Most of the Serious Pomp guys down here go with a Glass rod for the sensitivity. The Gator Glass Rod is a great stick. 
But never had a chance to fish a carbon tube rod.


----------



## KingKrimpet (Jul 1, 2008)

nomadfl said:


> I would reccommend as a Florida pompano rod is the 13' 3 pc Team Alabama ...just one beautiful rod ....and I have caught pompano on it ...just google "surf rod, team alabama"
> 
> For a reel, a conventional, the Okuma Contoura CR-203CS....Mag controlled...better control then a 525 Penn mag, better drags, stainless steel gears....with the reel put on a 150 yds. of PowerPro 30# as backing and top up with 15 or 17 # mono...this will give you a great setup at a reasonable price.
> 
> ...


Have you compared this to any similar rods, ie AFAW Surf, CTS 13'6" ?


----------



## FisherTim (Mar 13, 2003)

I've been fishing w/ my buddies CTS 11' AND 10' 6" spin rods on the Delaware River.

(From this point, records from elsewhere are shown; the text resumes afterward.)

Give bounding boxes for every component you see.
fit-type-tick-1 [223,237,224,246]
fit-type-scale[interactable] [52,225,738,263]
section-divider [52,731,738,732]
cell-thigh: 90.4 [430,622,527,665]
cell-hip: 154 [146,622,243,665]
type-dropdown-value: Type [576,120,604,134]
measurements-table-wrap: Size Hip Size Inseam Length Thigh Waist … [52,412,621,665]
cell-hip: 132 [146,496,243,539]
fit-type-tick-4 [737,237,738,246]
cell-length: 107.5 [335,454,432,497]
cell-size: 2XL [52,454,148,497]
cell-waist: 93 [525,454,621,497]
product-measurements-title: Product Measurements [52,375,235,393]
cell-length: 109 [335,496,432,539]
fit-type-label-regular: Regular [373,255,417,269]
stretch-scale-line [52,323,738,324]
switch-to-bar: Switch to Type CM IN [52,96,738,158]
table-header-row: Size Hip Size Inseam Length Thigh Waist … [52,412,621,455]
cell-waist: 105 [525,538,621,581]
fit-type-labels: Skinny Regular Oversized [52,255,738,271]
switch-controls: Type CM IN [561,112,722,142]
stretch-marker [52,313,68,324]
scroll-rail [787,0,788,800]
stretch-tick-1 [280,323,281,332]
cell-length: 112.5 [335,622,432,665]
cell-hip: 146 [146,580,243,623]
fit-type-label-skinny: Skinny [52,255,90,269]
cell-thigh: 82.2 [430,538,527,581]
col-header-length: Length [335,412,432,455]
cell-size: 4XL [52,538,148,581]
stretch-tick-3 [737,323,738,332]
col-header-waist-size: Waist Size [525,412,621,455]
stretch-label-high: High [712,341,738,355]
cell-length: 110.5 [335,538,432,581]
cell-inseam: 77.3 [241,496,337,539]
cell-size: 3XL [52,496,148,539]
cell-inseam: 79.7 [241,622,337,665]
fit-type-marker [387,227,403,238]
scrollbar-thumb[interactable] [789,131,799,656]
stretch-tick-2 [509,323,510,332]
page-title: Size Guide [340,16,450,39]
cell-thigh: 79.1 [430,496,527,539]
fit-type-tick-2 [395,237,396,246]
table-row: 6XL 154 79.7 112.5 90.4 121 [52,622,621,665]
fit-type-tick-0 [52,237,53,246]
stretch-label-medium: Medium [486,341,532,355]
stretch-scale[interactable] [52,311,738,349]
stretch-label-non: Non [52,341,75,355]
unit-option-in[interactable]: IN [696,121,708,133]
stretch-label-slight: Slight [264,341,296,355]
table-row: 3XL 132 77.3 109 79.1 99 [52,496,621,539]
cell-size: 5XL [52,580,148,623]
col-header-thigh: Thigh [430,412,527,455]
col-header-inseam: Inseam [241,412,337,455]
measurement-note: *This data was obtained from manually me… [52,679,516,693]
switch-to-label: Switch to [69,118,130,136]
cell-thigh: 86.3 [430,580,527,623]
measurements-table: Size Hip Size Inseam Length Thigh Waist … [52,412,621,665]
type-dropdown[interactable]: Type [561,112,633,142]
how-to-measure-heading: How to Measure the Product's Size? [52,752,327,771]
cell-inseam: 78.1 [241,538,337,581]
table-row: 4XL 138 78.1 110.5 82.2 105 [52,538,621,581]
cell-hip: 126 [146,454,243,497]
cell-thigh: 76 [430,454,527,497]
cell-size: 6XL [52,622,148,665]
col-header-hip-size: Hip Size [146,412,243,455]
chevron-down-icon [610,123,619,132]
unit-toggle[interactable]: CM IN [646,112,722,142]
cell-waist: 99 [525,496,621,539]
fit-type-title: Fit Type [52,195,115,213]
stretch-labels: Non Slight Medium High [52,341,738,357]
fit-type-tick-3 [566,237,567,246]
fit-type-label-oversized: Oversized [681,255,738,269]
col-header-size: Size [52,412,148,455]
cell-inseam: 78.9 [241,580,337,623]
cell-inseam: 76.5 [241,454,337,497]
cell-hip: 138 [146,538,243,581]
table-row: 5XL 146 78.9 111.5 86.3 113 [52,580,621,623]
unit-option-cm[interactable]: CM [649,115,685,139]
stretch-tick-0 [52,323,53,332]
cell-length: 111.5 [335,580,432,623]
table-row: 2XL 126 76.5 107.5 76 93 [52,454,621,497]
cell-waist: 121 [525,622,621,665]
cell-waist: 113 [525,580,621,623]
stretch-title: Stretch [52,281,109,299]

The rods he built have the shrink wrap handles and are SO, SO sensitive. A perch hit that barely moves the tip feels like someone smacking the blank w/ a stick!! Unbelieveable. Gonna be an awesome kingfish rod. They weigh so little. Takes some getting used to the difference in weight. The 10'6" weighs about 9 ozs. I'm getting mine for plugging. They sure can fight a big fish. 
You have to handle these blanks/rods to believe the difference. Makes my Allstar rods seem like Flintstone fishig rods!!


----------